Павел присел на корточки перед «корнем», пробормотал:

— Да тут как в погребе!

Он взял обрывок мешковины, щетку и принялся за дело.

Солнце теперь в упор смотрело в восточные окна цеха. Его лучи пригревали спину Павла, заглядывали в узкие коридоры между машин, резко высвечивая в сером сумраке ряды толстых катушек с пушистой ровницей, початков и станин. Мягко, никелево мерцали кольца металлических планок. От этих лучей суше стал пыльный, щекочущий ноздри запах хлопковых волокон и клееного дерева.

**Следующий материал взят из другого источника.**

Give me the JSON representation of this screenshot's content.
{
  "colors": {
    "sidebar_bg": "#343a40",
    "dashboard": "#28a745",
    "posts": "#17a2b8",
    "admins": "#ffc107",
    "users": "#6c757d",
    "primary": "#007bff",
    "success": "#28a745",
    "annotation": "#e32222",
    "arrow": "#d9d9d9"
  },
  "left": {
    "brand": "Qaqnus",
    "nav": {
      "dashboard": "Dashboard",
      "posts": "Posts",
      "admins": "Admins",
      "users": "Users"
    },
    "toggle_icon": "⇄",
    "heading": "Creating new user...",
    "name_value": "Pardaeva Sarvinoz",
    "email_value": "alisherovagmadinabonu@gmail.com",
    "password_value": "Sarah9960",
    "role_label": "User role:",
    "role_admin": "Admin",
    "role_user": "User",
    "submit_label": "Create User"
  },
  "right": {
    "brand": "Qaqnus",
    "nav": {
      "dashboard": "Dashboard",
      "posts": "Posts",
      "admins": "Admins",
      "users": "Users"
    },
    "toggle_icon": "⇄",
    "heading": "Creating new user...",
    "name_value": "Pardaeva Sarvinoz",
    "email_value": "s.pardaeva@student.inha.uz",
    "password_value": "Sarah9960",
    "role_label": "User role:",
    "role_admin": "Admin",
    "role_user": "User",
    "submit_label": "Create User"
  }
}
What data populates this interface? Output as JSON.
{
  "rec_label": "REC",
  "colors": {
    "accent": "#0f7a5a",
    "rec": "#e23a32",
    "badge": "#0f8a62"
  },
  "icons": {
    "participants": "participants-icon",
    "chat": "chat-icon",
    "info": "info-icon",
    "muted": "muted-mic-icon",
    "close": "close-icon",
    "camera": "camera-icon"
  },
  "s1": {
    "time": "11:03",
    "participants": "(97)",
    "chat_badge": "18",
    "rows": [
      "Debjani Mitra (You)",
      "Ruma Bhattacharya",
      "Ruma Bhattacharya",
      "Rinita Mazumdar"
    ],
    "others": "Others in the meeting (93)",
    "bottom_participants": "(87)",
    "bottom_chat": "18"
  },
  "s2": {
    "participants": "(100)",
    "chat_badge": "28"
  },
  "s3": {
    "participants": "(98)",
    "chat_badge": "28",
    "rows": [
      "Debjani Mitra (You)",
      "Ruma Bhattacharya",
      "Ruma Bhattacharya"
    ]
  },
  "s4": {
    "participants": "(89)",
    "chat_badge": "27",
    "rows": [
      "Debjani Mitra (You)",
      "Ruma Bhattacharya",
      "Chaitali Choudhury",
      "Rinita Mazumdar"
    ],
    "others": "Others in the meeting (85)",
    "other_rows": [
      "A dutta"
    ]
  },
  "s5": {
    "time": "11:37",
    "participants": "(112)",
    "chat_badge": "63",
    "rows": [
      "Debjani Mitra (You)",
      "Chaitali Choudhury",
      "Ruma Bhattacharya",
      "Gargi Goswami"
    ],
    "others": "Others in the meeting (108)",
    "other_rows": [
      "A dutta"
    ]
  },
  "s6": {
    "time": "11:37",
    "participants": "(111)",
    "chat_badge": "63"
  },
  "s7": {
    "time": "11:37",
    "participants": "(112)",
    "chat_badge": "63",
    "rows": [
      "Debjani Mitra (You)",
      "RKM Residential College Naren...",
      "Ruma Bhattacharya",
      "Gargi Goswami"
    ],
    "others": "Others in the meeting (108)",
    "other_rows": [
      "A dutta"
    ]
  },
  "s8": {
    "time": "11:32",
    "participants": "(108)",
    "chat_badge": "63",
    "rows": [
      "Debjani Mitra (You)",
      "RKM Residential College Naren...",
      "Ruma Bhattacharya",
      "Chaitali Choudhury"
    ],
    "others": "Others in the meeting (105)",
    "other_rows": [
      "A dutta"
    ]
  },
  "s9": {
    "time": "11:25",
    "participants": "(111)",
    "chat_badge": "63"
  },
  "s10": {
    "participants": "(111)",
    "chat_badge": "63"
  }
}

«А чего ему рассказывать? — вспомнил Павел пренебрежительную фразу Кореша. — Он книжками живет».

Почему же, не только книжками. А мама, сестренки?..

После семилетки он послал документы в индустриальный техникум. Готовился к экзаменам, а сам думал, кто же поднимет и соберет сестренок, когда он будет на учебе, а мама уйдет работать в утреннюю смену, кто поможет ей нести корзину с мокрым тяжелым бельем с реки? Может, все дело и было в этой его раздвоенности. А может, в том, что, приехав на экзамены и оказавшись на несколько дней жителем большого города, он не сумел распорядиться ни своим временем, ни деньгами, которые выкроила ему мать из семейного бюджета.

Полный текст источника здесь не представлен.